Jedes Trit wird nun durch eines der vier Nukleotide A, G, C und T kodiert, und zwar in Abhängigkeit vom Vorgängernukleotid. Dadurch werden Dopplungen vermieden. Allerdings führt ein einziger Lesefehler dazu, dass der ganze Rest des Textes falsch interpretiert wird. Fehlerhafte Fragmente sind also nicht einmal teilweise nutzbar, sondern müssen komplett verworfen werden -kein Problem bei der großen Anzahl von Kopien, von denen sich eine überwältigende Mehrheit fehlerfrei lesen lässt.

Das nachfolgende Bild verrät noch einige weitere Details:

  • Jeder DNA-Schnipsel wurde nummeriert und enthält eine Prüfsumme.
  • Aufeinanderfolgende Schnipsel besitzen überlappende Abschnitte.

Außerdem enthält der fertige Informationsspeicher jeden Schnispel millionenfach, sodass Kopier- oder Lesefehler auf einzelnen Schnipseln leicht aussortiert werden können.

Über das tatsächlich ausgeführte Experiment erfährt man in dem Artikel:

Sämtliche Sonette von Shakespeare, ein Foto des Instituts, Watson und Cricks klassisches Paper über die Struktur von DNA, einen MP3-Auszug aus Martin Luther Kings Rede »I have a dream« und eine Datei mit Kodierungsvorschriften – insgesamt 739 Kilobyte – hatten sie in eine Folge aus den Zeichen A, C, G und T umgewandelt…

In dem Experiment dauerte das Schreiben zwei Tage und das Lesen fast zwei Wochen, und man hätte zu Marktpreisen etwa 10000 Euro aufwenden müssen. Für den Alltagsbedarf ist diese Speichermethode also offensichtlich ungeeignet.

Noch! Und das ist auch nicht der Punkt. Wesentlich ist ein anderer Aspekt:

Die Untersuchungen an Wollhaarmammuts aus dem sibirischen Permafrost oder gar an Neandertalerknochen zeigten, dass unter günstigen Bedingungen die Erbgutsequenz über mindestens 10000 Jahre erhalten bleibt. Kühl, trocken und dunkel gelagert könnte sie locker die kommenden Generationen überdauern.

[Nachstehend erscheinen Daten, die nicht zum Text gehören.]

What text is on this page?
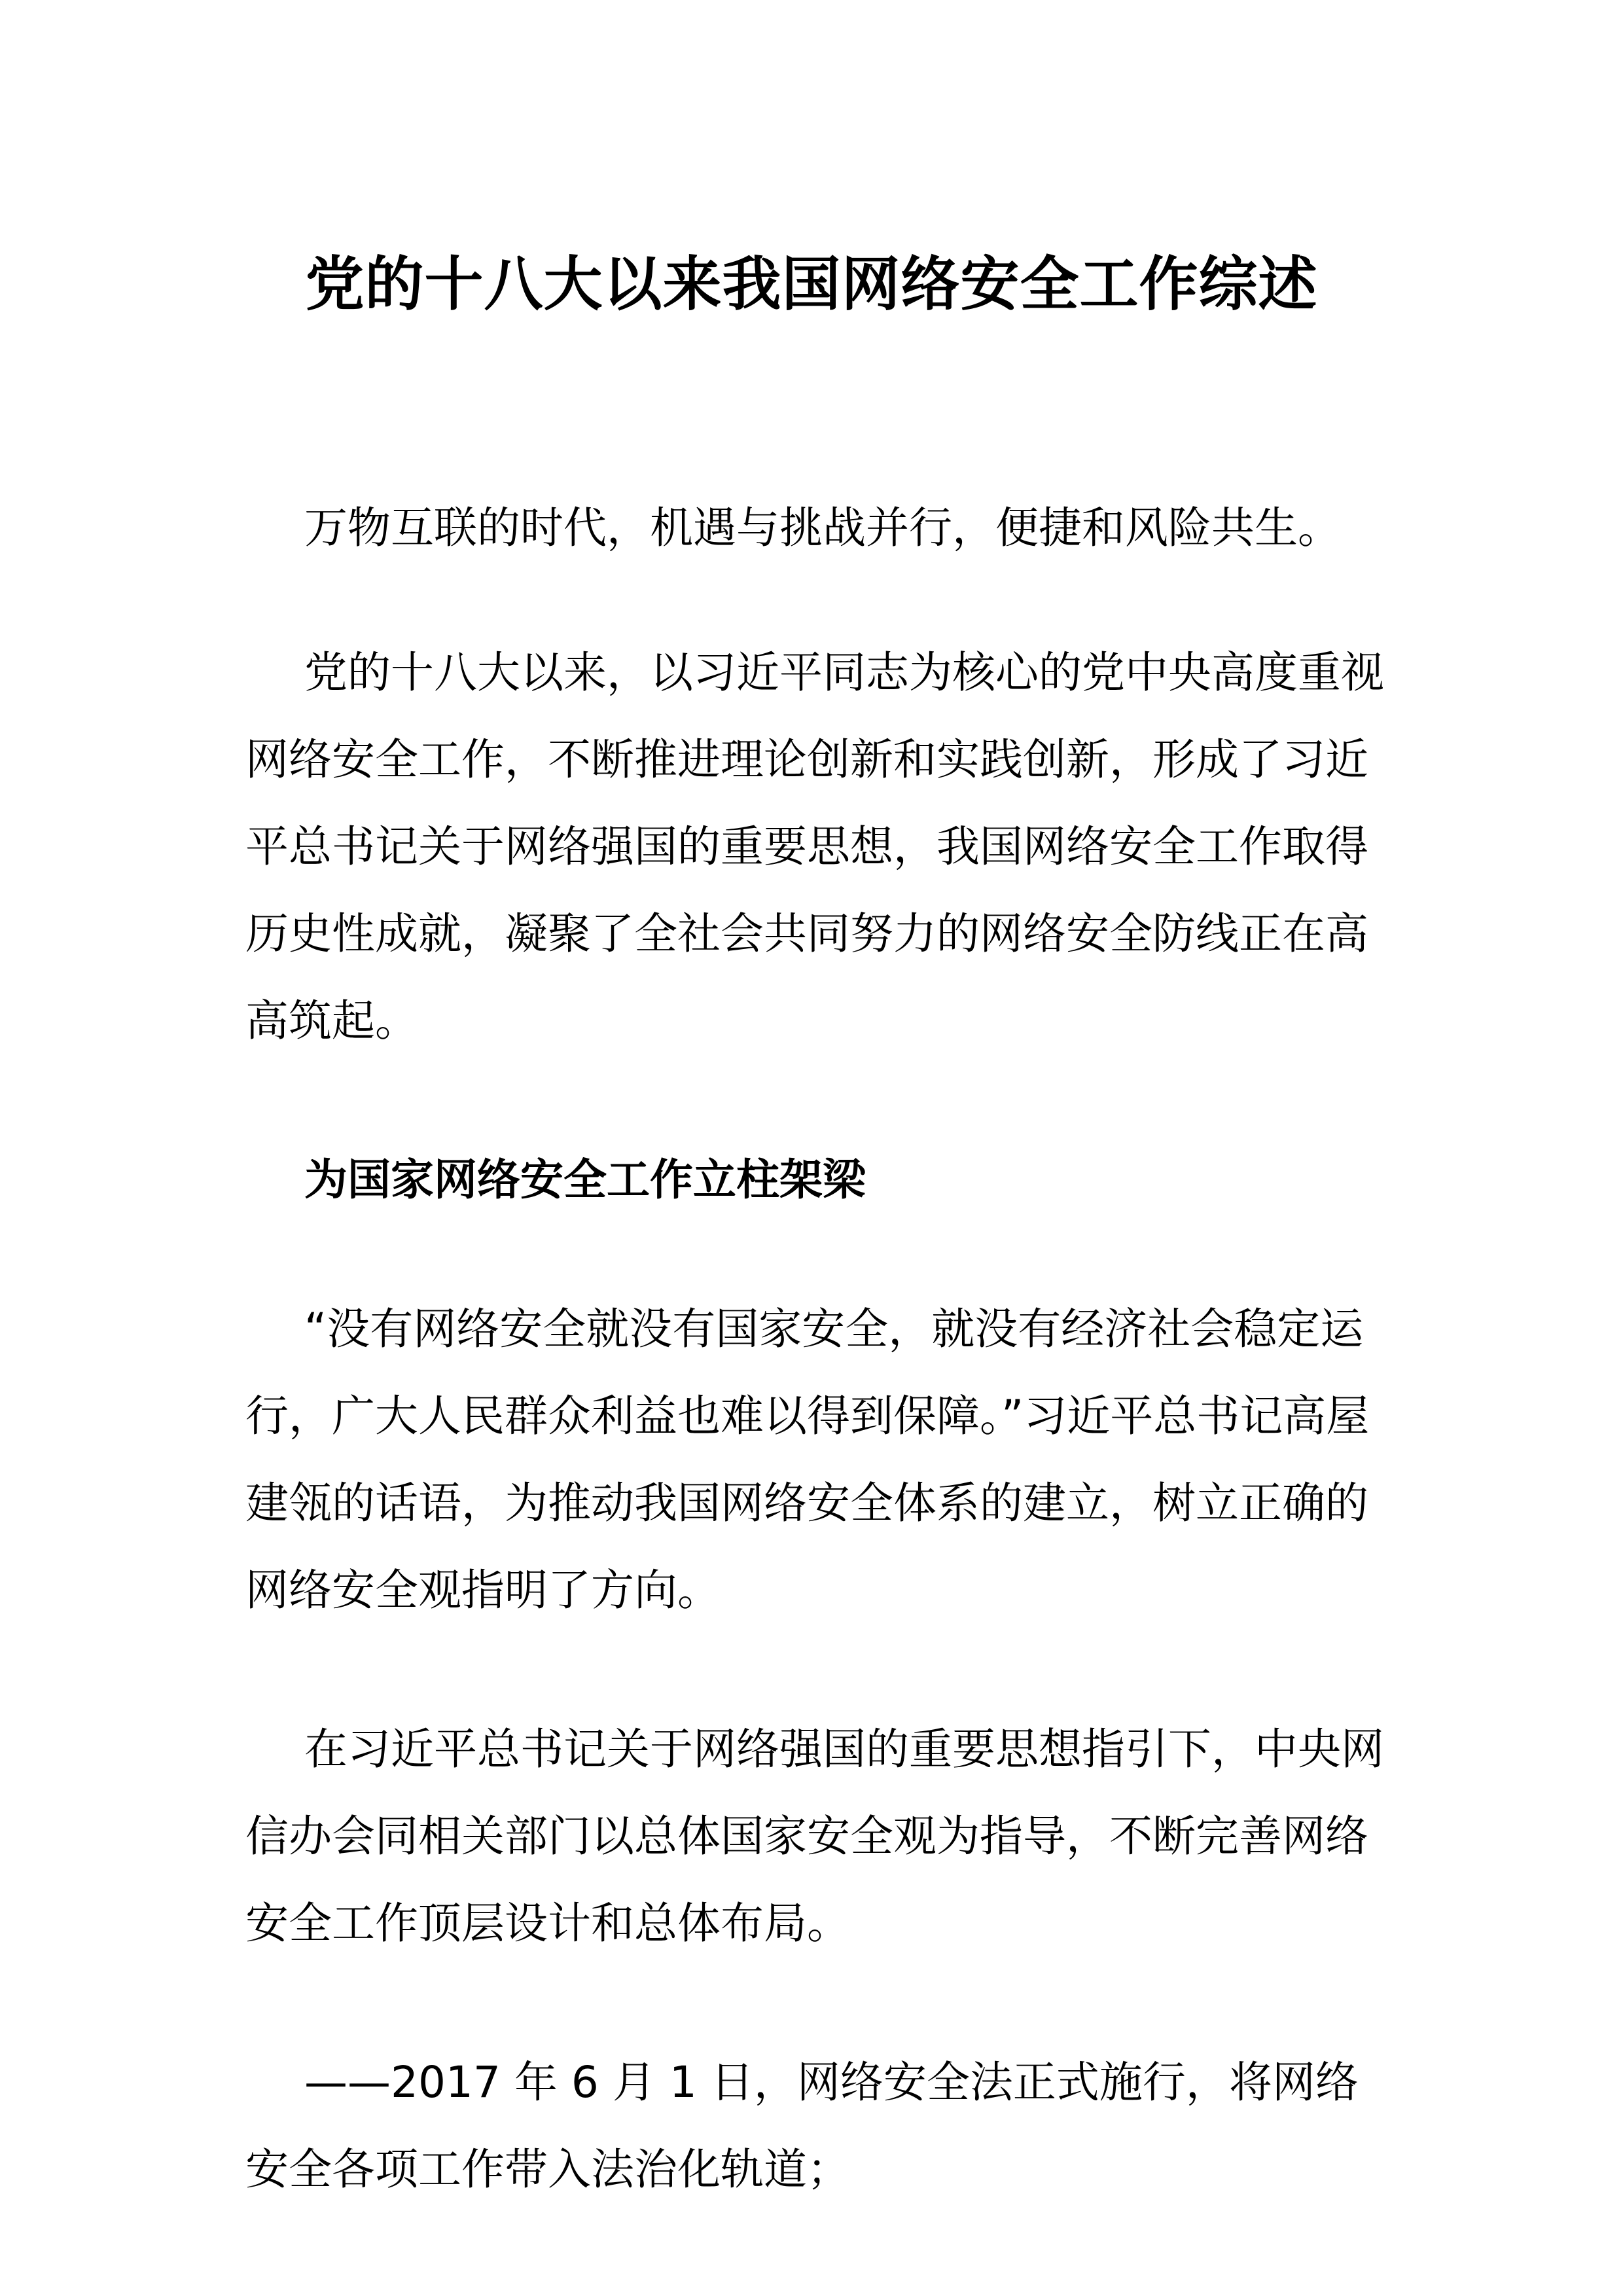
党的十八大以来我国网络安全工作综述

万物互联的时代，机遇与挑战并行，便捷和风险共生。

党的十八大以来，以习近平同志为核心的党中央高度重视网络安全工作，不断推进理论创新和实践创新，形成了习近平总书记关于网络强国的重要思想，我国网络安全工作取得历史性成就，凝聚了全社会共同努力的网络安全防线正在高高筑起。

为国家网络安全工作立柱架梁

“没有网络安全就没有国家安全，就没有经济社会稳定运行，广大人民群众利益也难以得到保障。”习近平总书记高屋建瓴的话语，为推动我国网络安全体系的建立，树立正确的网络安全观指明了方向。

在习近平总书记关于网络强国的重要思想指引下，中央网信办会同相关部门以总体国家安全观为指导，不断完善网络安全工作顶层设计和总体布局。

——2017 年 6 月 1 日，网络安全法正式施行，将网络安全各项工作带入法治化轨道；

In der Tat ist es ein großes Problem heutiger Speichertechniken, Daten auch nur ein paar Jahre zu erhalten. Ganz im Gegensatz zu Steintafeln der Summerer und Ägypter und selbst zu Papier oder Pergament, das wenigstens ein paar Jahrhunderte erhalten bleibt – man versuche heute nur, sogenannte „8-Zoll-Disketten“ zu lesen, die noch vor reichlich 20 Jahren en masse verwendet wurden. Letztlich war es deshalb der folgende Satz, der mich dazu motiviert hat, den Artikel aus SdW zu zitieren:

Solange die Menschheit ein wissenschaftliches Interesse für ihr Erbgut aufbringt, werden die passenden »Lesegeräte« zur Verfügung stehen.

Ich glaube, das gilt nicht nur für die Menschheit, sondern das gilt für jede Spezies, die unter Umständen die Menschheit überlebt und deren ferne Nachfahren vielleicht dereinst eine unserer eigenen vergleichbare intellektuelle Höhe erreicht.